Naga personally picked up this head by the hair knot and wiped off the dirt and closed the eyes. Then he told his men to see that the head was washed, wrapped, and sent to Ishido with full honors, with a complete report on Hirasaki Kenko’s bravery.
The last samurai knelt. There was no one left to second him. He too was young. His fingers trembled and fear consumed him. Twice he had done his duty to his comrades, twice cut cleanly, honorably, saving them the trial of pain and the shame of fear. And once he had waited for his dearest friend to die as a samurai should die, self-immolated in pride-filled silence, then again cut cleanly with perfect skill. He had never killed before.

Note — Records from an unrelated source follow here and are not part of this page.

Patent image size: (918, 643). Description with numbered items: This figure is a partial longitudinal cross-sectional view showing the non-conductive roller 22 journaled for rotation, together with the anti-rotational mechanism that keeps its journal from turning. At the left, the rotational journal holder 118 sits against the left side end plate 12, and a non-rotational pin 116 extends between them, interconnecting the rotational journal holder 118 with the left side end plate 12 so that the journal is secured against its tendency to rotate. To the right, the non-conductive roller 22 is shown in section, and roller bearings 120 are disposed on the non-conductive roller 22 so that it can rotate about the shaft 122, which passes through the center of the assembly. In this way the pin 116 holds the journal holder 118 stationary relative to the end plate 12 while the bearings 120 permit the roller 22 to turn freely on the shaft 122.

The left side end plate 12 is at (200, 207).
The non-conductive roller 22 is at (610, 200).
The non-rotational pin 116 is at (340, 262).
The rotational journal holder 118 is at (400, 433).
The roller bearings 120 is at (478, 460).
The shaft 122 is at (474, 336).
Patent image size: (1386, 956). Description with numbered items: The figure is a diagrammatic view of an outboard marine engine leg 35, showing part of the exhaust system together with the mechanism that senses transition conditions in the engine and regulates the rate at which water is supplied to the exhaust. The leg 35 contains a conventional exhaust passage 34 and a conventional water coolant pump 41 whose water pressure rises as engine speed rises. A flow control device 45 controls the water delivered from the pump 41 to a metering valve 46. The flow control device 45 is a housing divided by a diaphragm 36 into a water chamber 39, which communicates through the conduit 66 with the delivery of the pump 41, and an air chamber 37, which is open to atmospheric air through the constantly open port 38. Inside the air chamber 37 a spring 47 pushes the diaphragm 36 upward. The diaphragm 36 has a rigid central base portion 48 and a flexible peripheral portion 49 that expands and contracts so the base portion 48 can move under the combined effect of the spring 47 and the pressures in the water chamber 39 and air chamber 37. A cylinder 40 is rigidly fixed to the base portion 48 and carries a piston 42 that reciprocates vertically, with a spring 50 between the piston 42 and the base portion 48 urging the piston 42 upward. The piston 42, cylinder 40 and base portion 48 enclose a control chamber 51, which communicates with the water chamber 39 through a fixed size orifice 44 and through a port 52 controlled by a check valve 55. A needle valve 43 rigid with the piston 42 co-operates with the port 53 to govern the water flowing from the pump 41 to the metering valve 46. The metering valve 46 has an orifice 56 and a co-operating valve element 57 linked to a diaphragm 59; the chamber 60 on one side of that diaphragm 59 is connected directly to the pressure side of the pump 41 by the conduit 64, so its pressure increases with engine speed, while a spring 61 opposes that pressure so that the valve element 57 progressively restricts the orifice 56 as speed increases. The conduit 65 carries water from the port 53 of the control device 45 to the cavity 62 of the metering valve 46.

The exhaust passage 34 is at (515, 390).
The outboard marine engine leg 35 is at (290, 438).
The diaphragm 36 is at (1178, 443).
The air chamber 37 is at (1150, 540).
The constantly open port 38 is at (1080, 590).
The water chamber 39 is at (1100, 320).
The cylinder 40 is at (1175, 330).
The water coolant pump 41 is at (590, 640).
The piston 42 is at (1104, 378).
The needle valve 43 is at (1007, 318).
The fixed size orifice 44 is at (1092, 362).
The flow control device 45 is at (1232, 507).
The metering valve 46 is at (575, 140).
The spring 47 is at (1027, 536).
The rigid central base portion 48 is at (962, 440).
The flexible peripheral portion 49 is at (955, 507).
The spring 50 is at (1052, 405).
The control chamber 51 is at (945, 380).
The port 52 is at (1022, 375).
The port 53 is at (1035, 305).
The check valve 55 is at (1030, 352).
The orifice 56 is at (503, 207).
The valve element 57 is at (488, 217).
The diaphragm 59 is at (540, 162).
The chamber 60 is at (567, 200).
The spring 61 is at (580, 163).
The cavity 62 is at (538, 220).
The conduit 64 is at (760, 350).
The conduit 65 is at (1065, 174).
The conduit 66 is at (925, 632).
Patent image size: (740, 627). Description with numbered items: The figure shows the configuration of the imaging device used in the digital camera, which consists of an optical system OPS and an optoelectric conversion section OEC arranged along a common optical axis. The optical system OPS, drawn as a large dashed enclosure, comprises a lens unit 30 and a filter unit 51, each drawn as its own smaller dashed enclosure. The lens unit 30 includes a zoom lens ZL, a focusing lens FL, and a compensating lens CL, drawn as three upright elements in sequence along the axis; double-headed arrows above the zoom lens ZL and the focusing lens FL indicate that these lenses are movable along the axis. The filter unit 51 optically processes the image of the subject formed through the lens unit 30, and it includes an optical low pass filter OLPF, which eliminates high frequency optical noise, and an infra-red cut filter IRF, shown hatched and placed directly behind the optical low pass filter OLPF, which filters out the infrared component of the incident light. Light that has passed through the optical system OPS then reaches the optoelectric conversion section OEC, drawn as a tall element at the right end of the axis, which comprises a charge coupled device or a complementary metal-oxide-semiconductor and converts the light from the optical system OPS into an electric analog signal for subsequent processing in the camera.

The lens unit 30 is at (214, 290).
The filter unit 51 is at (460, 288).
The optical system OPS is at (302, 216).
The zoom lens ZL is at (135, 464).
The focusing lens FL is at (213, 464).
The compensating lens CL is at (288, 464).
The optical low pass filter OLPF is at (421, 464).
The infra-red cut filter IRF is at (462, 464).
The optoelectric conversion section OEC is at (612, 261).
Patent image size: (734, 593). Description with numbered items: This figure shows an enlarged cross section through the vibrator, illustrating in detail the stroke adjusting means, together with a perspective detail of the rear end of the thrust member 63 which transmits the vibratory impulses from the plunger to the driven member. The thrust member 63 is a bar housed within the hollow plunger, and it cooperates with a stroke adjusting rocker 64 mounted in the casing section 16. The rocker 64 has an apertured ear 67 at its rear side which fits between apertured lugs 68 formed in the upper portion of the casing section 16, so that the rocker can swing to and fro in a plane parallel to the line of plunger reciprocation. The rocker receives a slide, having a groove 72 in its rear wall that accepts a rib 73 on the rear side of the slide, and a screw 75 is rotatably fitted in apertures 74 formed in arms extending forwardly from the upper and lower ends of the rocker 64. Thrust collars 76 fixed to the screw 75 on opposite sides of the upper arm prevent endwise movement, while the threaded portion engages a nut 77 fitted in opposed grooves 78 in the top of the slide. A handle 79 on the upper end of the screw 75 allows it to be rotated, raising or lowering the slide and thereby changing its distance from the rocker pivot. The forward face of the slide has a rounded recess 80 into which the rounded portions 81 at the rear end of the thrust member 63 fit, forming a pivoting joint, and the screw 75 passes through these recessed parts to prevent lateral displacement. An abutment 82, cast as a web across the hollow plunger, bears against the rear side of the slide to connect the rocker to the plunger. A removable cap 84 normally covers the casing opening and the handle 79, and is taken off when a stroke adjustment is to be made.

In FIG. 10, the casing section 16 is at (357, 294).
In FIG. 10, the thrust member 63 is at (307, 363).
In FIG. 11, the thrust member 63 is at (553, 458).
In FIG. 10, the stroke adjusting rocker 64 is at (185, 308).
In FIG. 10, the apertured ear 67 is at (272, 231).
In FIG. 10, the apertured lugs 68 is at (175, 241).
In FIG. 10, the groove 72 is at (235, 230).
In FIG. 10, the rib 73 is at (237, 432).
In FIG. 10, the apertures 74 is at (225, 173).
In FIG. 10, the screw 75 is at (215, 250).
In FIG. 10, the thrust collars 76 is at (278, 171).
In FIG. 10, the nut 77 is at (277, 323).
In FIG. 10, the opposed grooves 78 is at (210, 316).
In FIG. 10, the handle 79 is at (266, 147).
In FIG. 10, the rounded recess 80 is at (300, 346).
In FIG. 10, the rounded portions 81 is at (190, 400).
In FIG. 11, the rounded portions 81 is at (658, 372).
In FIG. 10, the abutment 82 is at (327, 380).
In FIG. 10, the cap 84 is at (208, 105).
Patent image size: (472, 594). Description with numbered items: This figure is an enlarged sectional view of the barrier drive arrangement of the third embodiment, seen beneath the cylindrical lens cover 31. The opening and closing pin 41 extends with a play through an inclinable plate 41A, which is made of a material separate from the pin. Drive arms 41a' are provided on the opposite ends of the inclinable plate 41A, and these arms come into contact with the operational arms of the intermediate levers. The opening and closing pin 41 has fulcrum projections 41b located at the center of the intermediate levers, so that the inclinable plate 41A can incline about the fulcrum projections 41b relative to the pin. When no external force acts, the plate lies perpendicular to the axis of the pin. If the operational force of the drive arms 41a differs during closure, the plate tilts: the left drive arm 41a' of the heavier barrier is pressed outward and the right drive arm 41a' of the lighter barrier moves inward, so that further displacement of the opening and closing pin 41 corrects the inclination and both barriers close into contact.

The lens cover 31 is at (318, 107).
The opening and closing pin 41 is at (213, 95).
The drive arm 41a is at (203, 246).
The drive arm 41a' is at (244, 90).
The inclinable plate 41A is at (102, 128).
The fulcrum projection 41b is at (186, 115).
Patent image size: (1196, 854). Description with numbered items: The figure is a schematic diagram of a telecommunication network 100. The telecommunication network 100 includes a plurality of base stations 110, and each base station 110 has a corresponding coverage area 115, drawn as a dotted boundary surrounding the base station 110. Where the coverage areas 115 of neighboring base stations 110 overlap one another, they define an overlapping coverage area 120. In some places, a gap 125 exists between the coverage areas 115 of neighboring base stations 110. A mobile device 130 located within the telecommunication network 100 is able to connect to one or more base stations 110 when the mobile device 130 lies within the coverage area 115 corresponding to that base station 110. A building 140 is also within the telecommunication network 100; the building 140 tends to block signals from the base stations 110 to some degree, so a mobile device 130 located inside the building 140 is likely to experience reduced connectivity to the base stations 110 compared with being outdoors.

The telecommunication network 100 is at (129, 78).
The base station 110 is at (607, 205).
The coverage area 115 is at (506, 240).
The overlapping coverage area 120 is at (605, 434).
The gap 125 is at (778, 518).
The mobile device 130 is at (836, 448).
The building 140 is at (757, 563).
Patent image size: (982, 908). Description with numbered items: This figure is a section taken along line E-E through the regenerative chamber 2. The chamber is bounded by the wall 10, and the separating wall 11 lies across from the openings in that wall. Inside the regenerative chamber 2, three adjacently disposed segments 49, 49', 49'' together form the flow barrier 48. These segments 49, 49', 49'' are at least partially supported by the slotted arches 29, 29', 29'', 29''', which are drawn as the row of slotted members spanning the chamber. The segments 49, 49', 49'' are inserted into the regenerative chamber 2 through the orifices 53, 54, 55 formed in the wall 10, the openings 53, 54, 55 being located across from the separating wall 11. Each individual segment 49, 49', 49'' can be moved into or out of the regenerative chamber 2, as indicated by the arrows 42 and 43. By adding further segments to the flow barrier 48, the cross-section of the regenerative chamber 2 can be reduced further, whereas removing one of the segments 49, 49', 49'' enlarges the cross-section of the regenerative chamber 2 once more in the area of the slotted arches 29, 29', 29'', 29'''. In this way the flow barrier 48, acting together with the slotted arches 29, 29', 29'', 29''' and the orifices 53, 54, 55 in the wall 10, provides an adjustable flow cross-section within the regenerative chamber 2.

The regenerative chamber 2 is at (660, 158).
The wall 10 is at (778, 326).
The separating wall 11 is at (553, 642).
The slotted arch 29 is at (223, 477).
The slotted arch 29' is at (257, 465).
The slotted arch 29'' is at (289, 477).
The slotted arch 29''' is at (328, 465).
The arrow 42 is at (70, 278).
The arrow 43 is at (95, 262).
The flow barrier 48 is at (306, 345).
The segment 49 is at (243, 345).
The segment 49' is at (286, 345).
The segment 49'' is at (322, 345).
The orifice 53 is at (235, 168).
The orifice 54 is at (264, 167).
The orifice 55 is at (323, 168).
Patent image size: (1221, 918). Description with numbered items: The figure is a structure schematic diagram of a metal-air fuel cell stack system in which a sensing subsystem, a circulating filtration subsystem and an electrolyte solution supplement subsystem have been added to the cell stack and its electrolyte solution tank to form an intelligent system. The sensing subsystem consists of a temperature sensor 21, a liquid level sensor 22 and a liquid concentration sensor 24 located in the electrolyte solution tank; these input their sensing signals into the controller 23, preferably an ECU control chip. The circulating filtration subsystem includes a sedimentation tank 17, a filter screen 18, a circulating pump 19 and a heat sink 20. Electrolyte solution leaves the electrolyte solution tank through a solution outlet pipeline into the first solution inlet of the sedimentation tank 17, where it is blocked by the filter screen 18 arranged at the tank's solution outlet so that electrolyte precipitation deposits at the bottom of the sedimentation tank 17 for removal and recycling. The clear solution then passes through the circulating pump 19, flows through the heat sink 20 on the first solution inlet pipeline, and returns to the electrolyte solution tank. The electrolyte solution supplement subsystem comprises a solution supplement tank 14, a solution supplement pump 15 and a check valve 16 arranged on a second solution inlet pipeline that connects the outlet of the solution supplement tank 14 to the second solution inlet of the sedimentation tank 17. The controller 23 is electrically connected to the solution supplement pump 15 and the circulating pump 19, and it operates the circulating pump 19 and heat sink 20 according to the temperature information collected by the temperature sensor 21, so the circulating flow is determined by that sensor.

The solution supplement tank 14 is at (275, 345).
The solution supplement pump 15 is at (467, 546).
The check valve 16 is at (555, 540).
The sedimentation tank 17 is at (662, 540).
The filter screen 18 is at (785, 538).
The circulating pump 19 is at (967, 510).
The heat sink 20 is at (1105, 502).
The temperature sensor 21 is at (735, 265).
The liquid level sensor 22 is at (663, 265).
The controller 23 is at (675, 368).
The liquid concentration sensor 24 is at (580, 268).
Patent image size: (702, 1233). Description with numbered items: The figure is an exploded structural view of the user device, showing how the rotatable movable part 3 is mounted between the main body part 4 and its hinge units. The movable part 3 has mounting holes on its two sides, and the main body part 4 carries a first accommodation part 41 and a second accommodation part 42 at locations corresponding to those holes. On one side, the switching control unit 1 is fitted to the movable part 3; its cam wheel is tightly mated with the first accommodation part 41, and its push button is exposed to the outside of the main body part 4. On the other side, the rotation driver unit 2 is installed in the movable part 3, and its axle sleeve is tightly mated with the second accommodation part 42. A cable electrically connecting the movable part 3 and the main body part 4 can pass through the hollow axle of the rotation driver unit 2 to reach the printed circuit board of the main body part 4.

His eyes focused on his own knife. He bared his stomach and prayed for his lover’s courage. Tears were gathering but he willed his face into a frozen, smiling mask. He unwound his sash and partially wrapped the blade. Then, because the youth had done his duty well, Naga signaled to his lieutenant.
This samurai came forward and bowed, introducing himself formally. “Osaragi Nampo, Captain of Lord Toranaga’s Ninth Legion. I would be honored to act as your second.”
“Ikomo Tadeo, First Officer, vassal of Lord Ishido,” the youth replied. “Thank you. I would be honored to accept you as my second.”
His death was quick, painless, and honorable.
The heads were collected. Later Jozen shrieked into life again. His frantic hands tried helplessly to remake his belly.
They left him to the dogs that had come up from the village.